HARRY POTER Y LA PIEDRA FILOSOFAL Harry_Potter_y_la_Piedra_Filosofal_01 | Page 4
Se apresuró a cruzar la calle y echó a correr hasta su oficina. Dijo a gritos
a su secretaria que no quería que le molestaran, cogió el teléfono y, cuando
casi había terminado de marcar los números de su casa, cambió de idea. Dejó
el aparato y se atusó los bigotes mientras pensaba... No, se estaba
comportando como un estúpido. Potter no era un apellido tan especial. Estaba
seguro de que había muchísimas personas que se llamaban Potter y que
tenían un hijo llamado Harry. Y pensándolo mejor, ni siquiera estaba seguro de
que su sobrino se llamara Harry. Nunca había visto al niño. Podría llamarse
Harvey. O Harold. No tenía sentido preocupar a la señora Dursley, siempre se
trastornaba mucho ante cualquier mención de su hermana. Y no podía
reprochárselo. ¡Si él hubiera tenido una hermana así...! Pero de todos modos,
aquella gente de la capa...
Aquella tarde le costó concentrarse en los taladros, y cuando dejó el
edificio, a las cinco en punto, estaba todavía tan preocupado que, sin darse
cuenta, chocó con un hombre que estaba en la puerta.
—Perdón —gruñó, mientras el diminuto viejo se tambaleaba y casi caía al
suelo. Segundos después, el señor Dursley se dio cuenta de que el hombre
llevaba una capa violeta.

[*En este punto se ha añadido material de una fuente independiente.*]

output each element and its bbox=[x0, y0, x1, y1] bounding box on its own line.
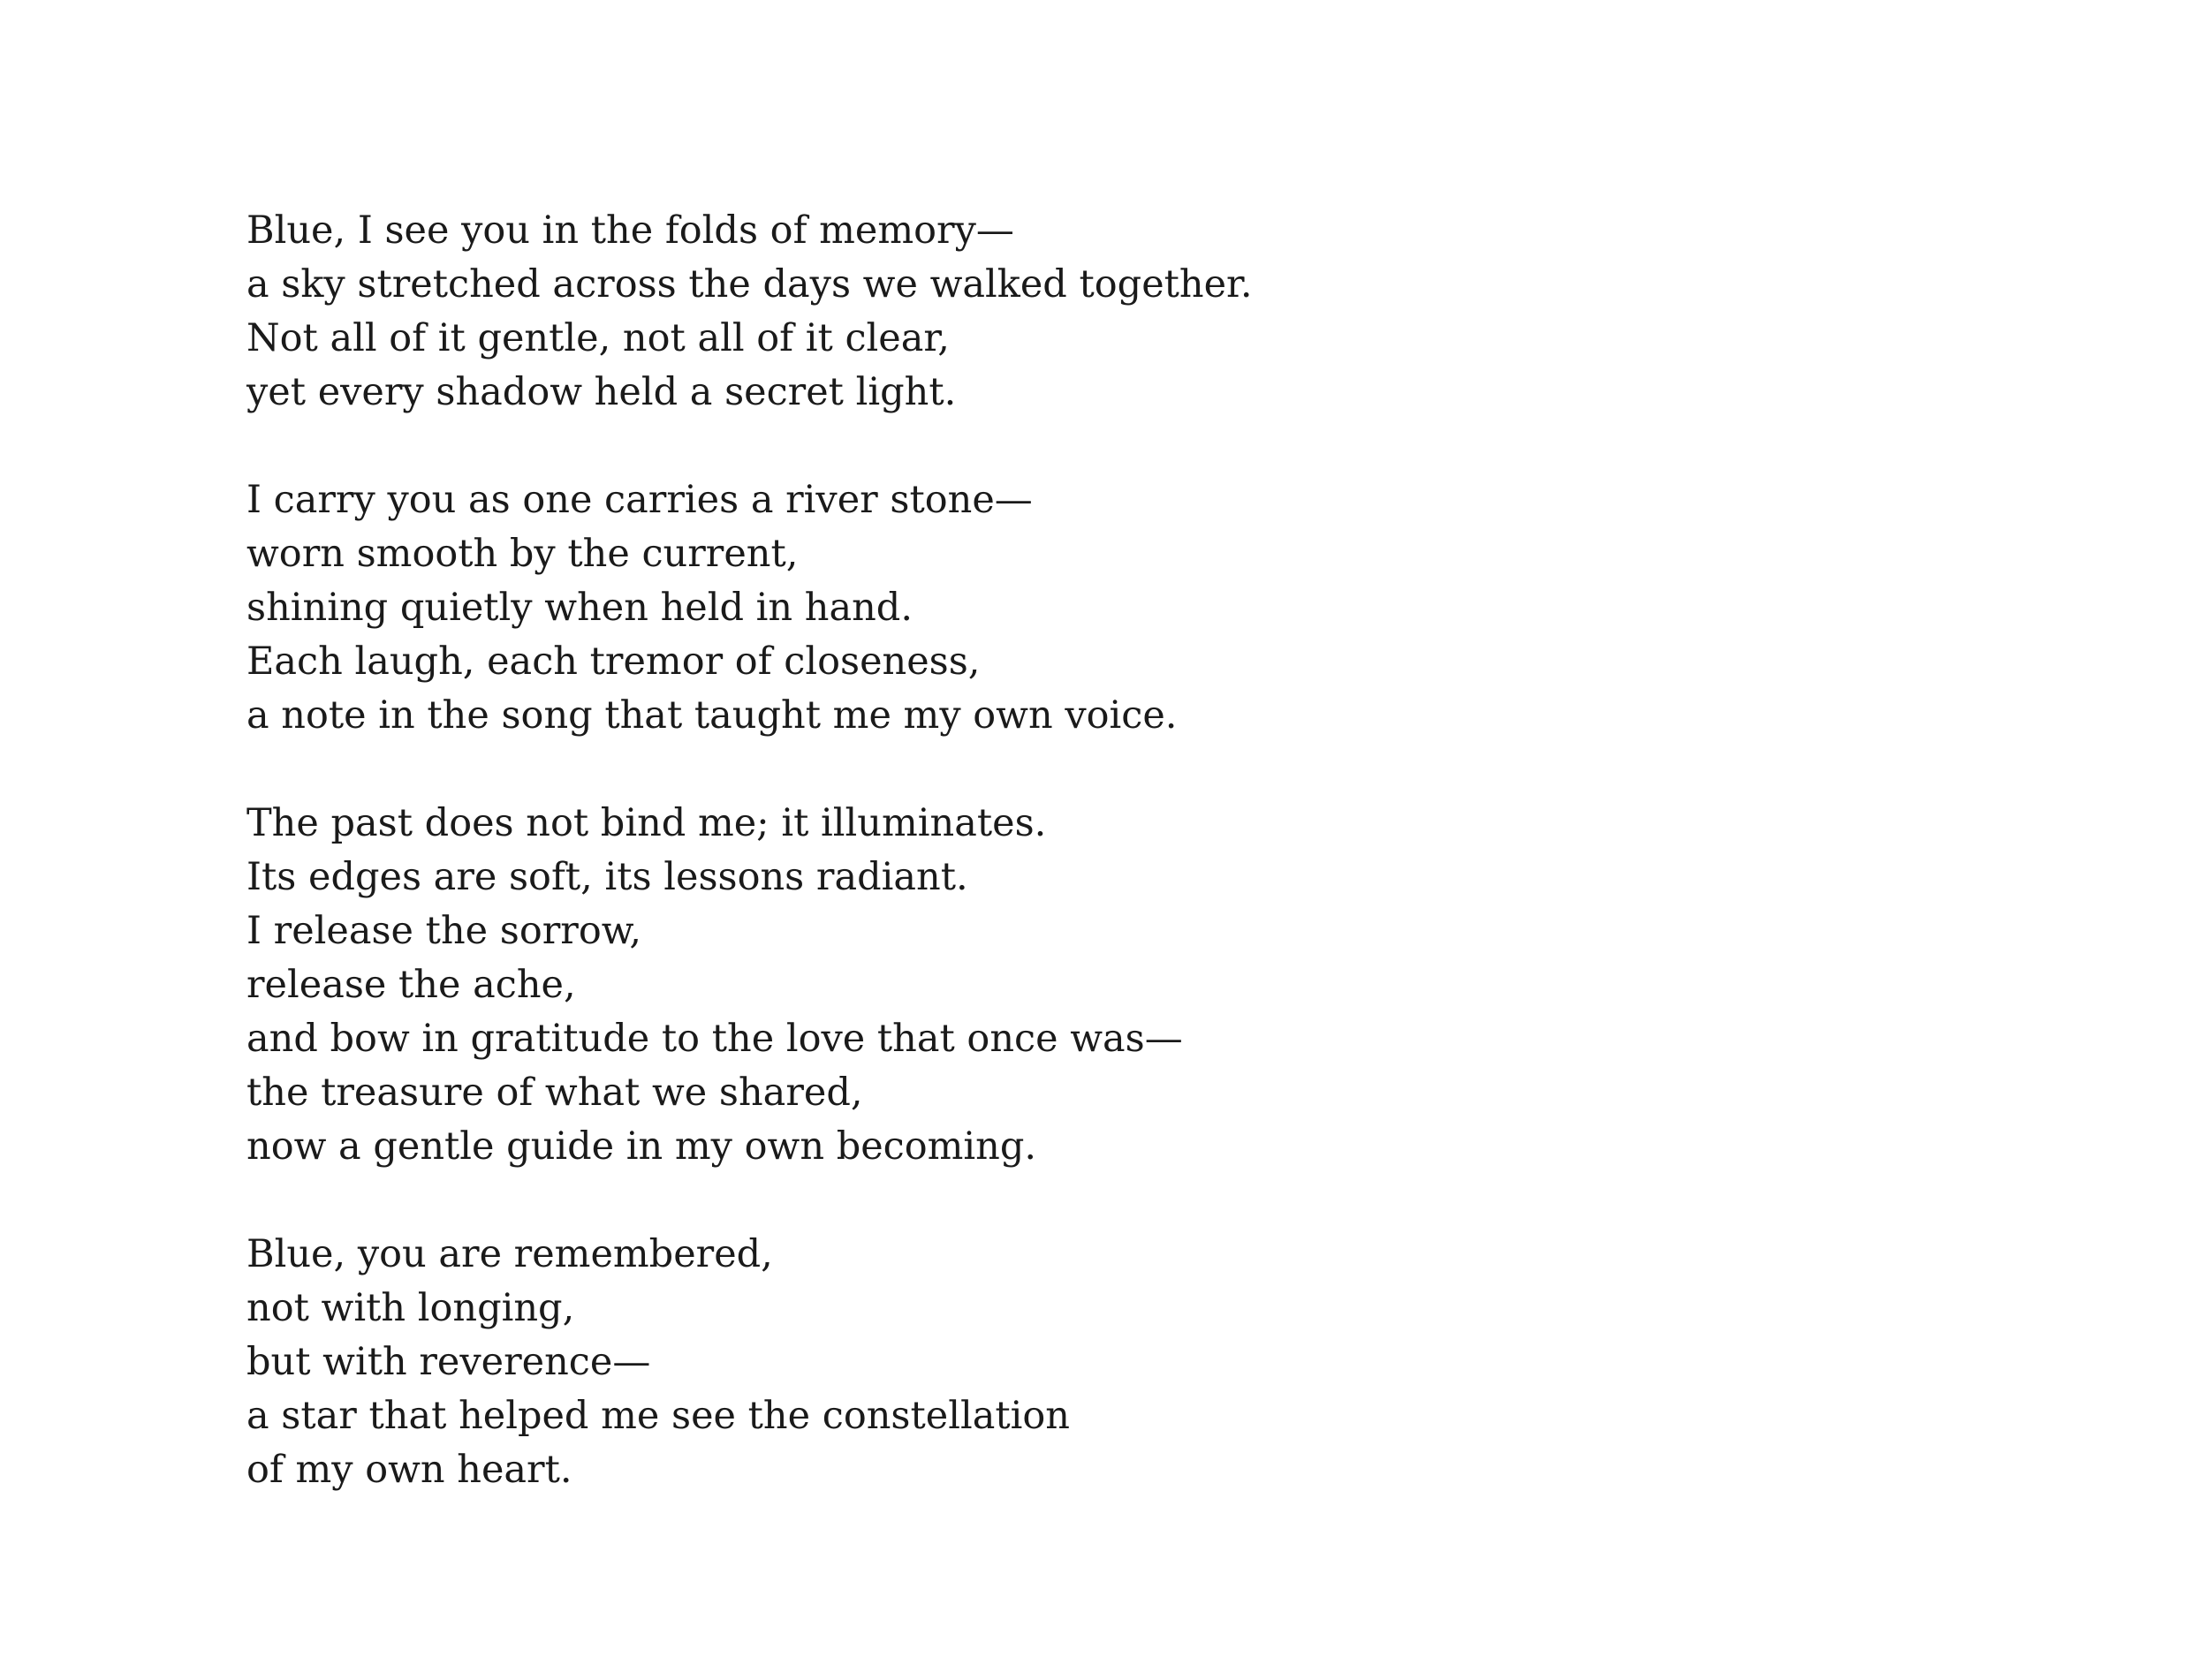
poem-line: worn smooth by the current, bbox=[246, 532, 799, 576]
poem-line: a note in the song that taught me my own voice. bbox=[246, 693, 1178, 738]
poem-line: yet every shadow held a secret light. bbox=[246, 370, 957, 414]
poem bbox=[246, 204, 1748, 1497]
poem-line: of my own heart. bbox=[246, 1448, 572, 1492]
poem-line: Its edges are soft, its lessons radiant. bbox=[246, 855, 968, 899]
poem-line: I release the sorrow, bbox=[246, 909, 642, 953]
stanza-4 bbox=[246, 1228, 1748, 1497]
poem-line: not with longing, bbox=[246, 1286, 575, 1330]
poem-line: but with reverence— bbox=[246, 1340, 651, 1384]
poem-line: shining quietly when held in hand. bbox=[246, 586, 913, 630]
poem-line: release the ache, bbox=[246, 963, 576, 1007]
poem-line: the treasure of what we shared, bbox=[246, 1071, 863, 1115]
poem-line: Blue, you are remembered, bbox=[246, 1232, 773, 1276]
poem-line: Each laugh, each tremor of closeness, bbox=[246, 639, 981, 684]
stanza-1 bbox=[246, 204, 1748, 420]
poem-line: a sky stretched across the days we walked together. bbox=[246, 262, 1253, 306]
poem-line: a star that helped me see the constellation bbox=[246, 1394, 1070, 1438]
poem-line: Not all of it gentle, not all of it clear, bbox=[246, 316, 950, 360]
poem-line: now a gentle guide in my own becoming. bbox=[246, 1124, 1037, 1169]
stanza-3 bbox=[246, 797, 1748, 1174]
poem-line: I carry you as one carries a river stone— bbox=[246, 478, 1033, 522]
stanza-2 bbox=[246, 473, 1748, 743]
poem-line: The past does not bind me; it illuminates. bbox=[246, 801, 1047, 845]
poem-line: Blue, I see you in the folds of memory— bbox=[246, 208, 1014, 253]
poem-line: and bow in gratitude to the love that once was— bbox=[246, 1017, 1183, 1061]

No parecía disgustado por el empujón. Al contrario, su
rostro se iluminó con una amplia sonrisa, mientras decía con una voz tan
chillona que llamaba la atención de los que pasaban:
—¡No se disculpe, mi querido señor, porque hoy nada puede molestarme!
¡Hay que alegrarse, porque Quien-usted-sabe finalmente se ha ido! ¡Hasta los
muggles como usted deberían celebrar este feliz día!
Y el anciano abrazó al señor Dursley y se alejó.
El señor Dursley se quedó completamente helado. Lo había abrazado un
desconocido. Y por si fuera poco le había llamado muggle, no importaba lo que
eso fuera. Estaba desconcertado. Se apresuró a subir a su coche y a dirigirse
hacia su casa, deseando que todo fueran imaginaciones suyas (algo que nunca
había deseado antes, porque no aprobaba la imaginación).
Cuando entró en el camino del número 4, lo primero que vio (y eso no
mejoró su humor) fue el gato atigrado que se había encontrado por la mañana.
En aquel momento estaba sentado en la pared de su jardín. Estaba seguro de
que era el mismo, pues tenía unas líneas idénticas alrededor de los ojos.
—¡Fuera! —dijo el señor Dursley en voz alta.
El gato no se movió. Sólo le dirigió una mirada severa. El señor Dursley se
preguntó si aquélla era una conducta normal en un gato. Trató de calmarse y
entró en la casa. Todavía seguía decidido a no decirle nada a su esposa.
La señora Dursley había tenido un día bueno y normal. Mientras comían, le
informó de los problemas de la señora Puerta Contigua con su hija, y le contó
que Dudley había aprendido una nueva frase («¡no lo haré!»). El señor Dursley
trató de comportarse con normalidad. Una vez que acostaron a Dudley, fue al
salón a tiempo para ver el informativo de la noche.